Bien souvent, Philippe Di Meo reprend un épisode dans le temps Les préfixes « re » ou « ré » montrent alors que quelque chose se reproduit à nouveau entraînant là encore un dialogue, une enjambée qui, cette fois n’est pas dans l’espace mais dans le temps. Ainsi « pour toutes les confiantes confidences en réentendre/ tout au fond grandeur nature » ou « l’invitante route à peine repavée » qui apparaissent dans le poème intitulé « Coi jusqu’aux vitres et rester là ». Ce titre pourrait faire penser que le poète se tait mais il reste coi devant une vitre qui permet de voir ce qui est de l’autre côté.

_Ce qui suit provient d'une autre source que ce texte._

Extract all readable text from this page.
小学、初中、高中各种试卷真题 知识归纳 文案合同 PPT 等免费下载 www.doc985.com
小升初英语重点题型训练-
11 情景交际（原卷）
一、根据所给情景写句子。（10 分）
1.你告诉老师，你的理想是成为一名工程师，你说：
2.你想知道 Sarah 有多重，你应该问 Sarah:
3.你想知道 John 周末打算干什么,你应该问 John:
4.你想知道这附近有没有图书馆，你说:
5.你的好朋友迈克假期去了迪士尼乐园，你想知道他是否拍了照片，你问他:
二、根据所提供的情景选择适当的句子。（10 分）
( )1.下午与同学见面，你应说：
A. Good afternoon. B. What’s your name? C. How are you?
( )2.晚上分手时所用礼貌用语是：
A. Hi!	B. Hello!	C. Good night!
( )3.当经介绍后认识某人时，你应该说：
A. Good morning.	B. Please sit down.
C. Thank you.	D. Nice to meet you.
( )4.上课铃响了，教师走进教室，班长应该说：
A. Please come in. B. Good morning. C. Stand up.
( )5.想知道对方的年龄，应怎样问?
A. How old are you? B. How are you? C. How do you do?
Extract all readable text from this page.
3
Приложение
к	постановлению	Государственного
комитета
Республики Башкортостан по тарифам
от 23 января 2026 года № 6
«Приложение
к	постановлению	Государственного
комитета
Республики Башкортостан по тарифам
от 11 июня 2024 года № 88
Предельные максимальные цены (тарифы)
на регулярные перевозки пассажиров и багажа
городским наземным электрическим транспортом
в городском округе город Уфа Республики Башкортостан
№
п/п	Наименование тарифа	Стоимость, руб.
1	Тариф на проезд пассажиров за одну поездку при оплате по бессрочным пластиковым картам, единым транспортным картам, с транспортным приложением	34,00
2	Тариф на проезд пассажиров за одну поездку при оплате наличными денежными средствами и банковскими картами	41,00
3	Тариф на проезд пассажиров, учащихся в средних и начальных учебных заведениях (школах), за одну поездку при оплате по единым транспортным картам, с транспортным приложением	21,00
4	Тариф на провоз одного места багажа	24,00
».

Il est devant « la vitre vide l’avide l’inévitée ». Cette vitre est incontournable, elle est aussi attirante ou avide d’on ne sait quoi tout comme elle reste aussi vide mais va se remplir petit à petit et jouer un rôle dans la vision du poète. On est encore une fois dans une enjambée entre deux parties, deux espaces qui peuvent être vus ensemble. Il peut arriver que face à cette difficulté à s’exprimer survienne « l’incoercible envie de se taire » mais le poète saura retrouver les mots pour dire ce qu’il veut « dire alors comme on ânonne tressaute cite et récite »

Pour saisir la nature comme elle est, il faut savoir prendre du recul. Ce qui va se passer à la fois dans l’espace mais aussi dans le temps « attraper se révèle à l’évidence un peu fort/ un mouvement de recul s’avère nécessaire/ du temps pour que je m’y surprenne ». Le mouvement s’inscrit dans le temps et c’est encore une façon de montrer qu’il y a un espace entre deux moments et que la fixité ne fait pas partie de la vie. 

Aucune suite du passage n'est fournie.